To Serve The Music Itself
"We now experience simultaneously the dropout and the teach-in. The two forms are correlative. They belong together... The dropout represents a rejection of nineteenth-century technology as manifested in our educational establishments. The teach-in represents a creative effort, switching the educational process from package to discovery." Marshall McLuhan
Being in my current college institution for the past four years, there are many things discovered, and being in the BA in Music, a sort of limbo between the Conservatory and the College, allows me the chance to see certain things. I did consider going fully into the Con, yes, but that shattered quickly for several reasons. When I got a voice instructor, I realized all too quickly there were disagreements in how we thought about many things, but I had neither the confidence to voice such things nor the power to have any safety doing so, being a first-term student. This is on top of my other mental health problems going on at the time which I do not think should be disclosed on a public blog.
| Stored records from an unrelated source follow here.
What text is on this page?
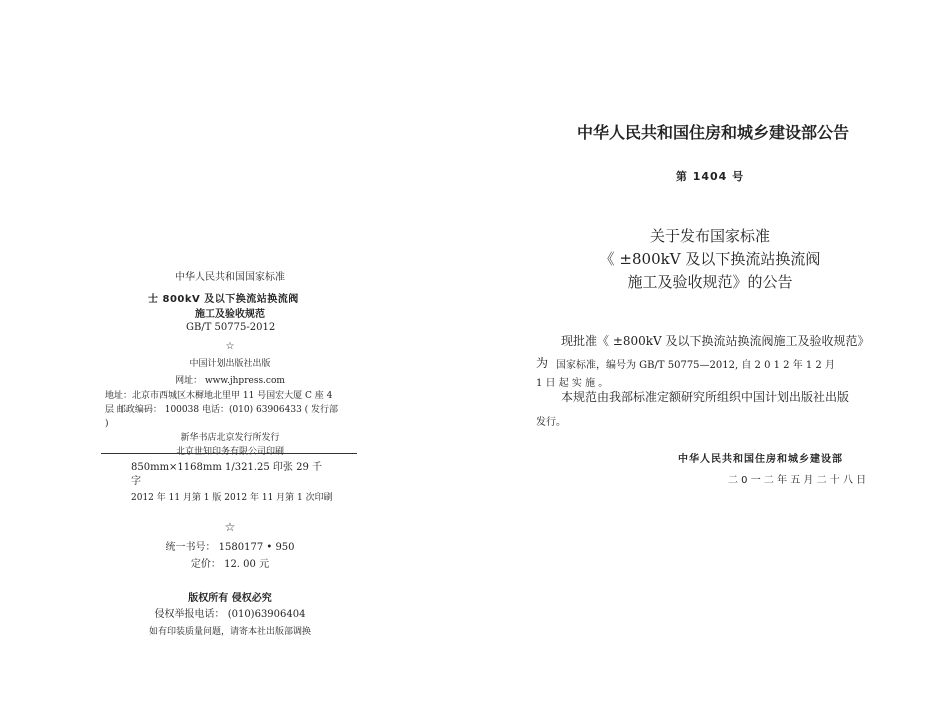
中华人民共和国国家标准
士 800kV 及以下换流站换流阀
施工及验收规范
GB/T 50775-2012
☆
中国计划出版社出版
网址： www.jhpress.com
地址：北京市西城区木樨地北里甲 11 号国宏大厦 C 座 4 层 邮政编码： 100038 电话：(010) 63906433 ( 发行部 )
新华书店北京发行所发行
北京世知印务有限公司印刷
850mm×1168mm 1/321.25 印张 29 千字
2012 年 11 月第 1 版 2012 年 11 月第 1 次印刷
☆
统一书号： 1580177 • 950
定价： 12. 00 元
版权所有 侵权必究
侵权举报电话： (010)63906404
如有印装质量问题，请寄本社出版部调换
中华人民共和国住房和城乡建设部公告
第 1404 号
关于发布国家标准
《 ±800kV 及以下换流站换流阀
施工及验收规范》的公告
现批准《 ±800kV 及以下换流站换流阀施工及验收规范》
为 国家标准，编号为 GB/T 50775—2012, 自 2 0 1 2 年 1 2 月
1 日 起 实 施 。
本规范由我部标准定额研究所组织中国计划出版社出版
发行。
中华人民共和国住房和城乡建设部
二 0 一 二 年 五 月 二 十 八 日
I never really got too close with the people I met in my first year music theory classes, but at the same time, I had so many things I loved outside of music and the average schedule for students in there seemed more than packed, from what I overheard. This is still something I wonder how we let happen. Bodies and minds have limits, and students in the college have only three classes with plenty of time between. Why is it so different if someone is in the con? Why is it so different if an instrument or ensemble is part of their life? Why do we impose such unsustainable requirements?
Furthermore, I took a class last term, 'Music and Disability'. It's easily one of my favorite classes I've taken in my time here, and I can't help but remember that disability is not an isolated thing. It connects to so much else, it can be read differently depending on what else is seen in your appearance, it can be caused or exacerbated by the environment around you. If we only address pathological issues, the issues we see medically, and ignore the social causes and disabling environments and how it affects so many people, we ignore most of the picture.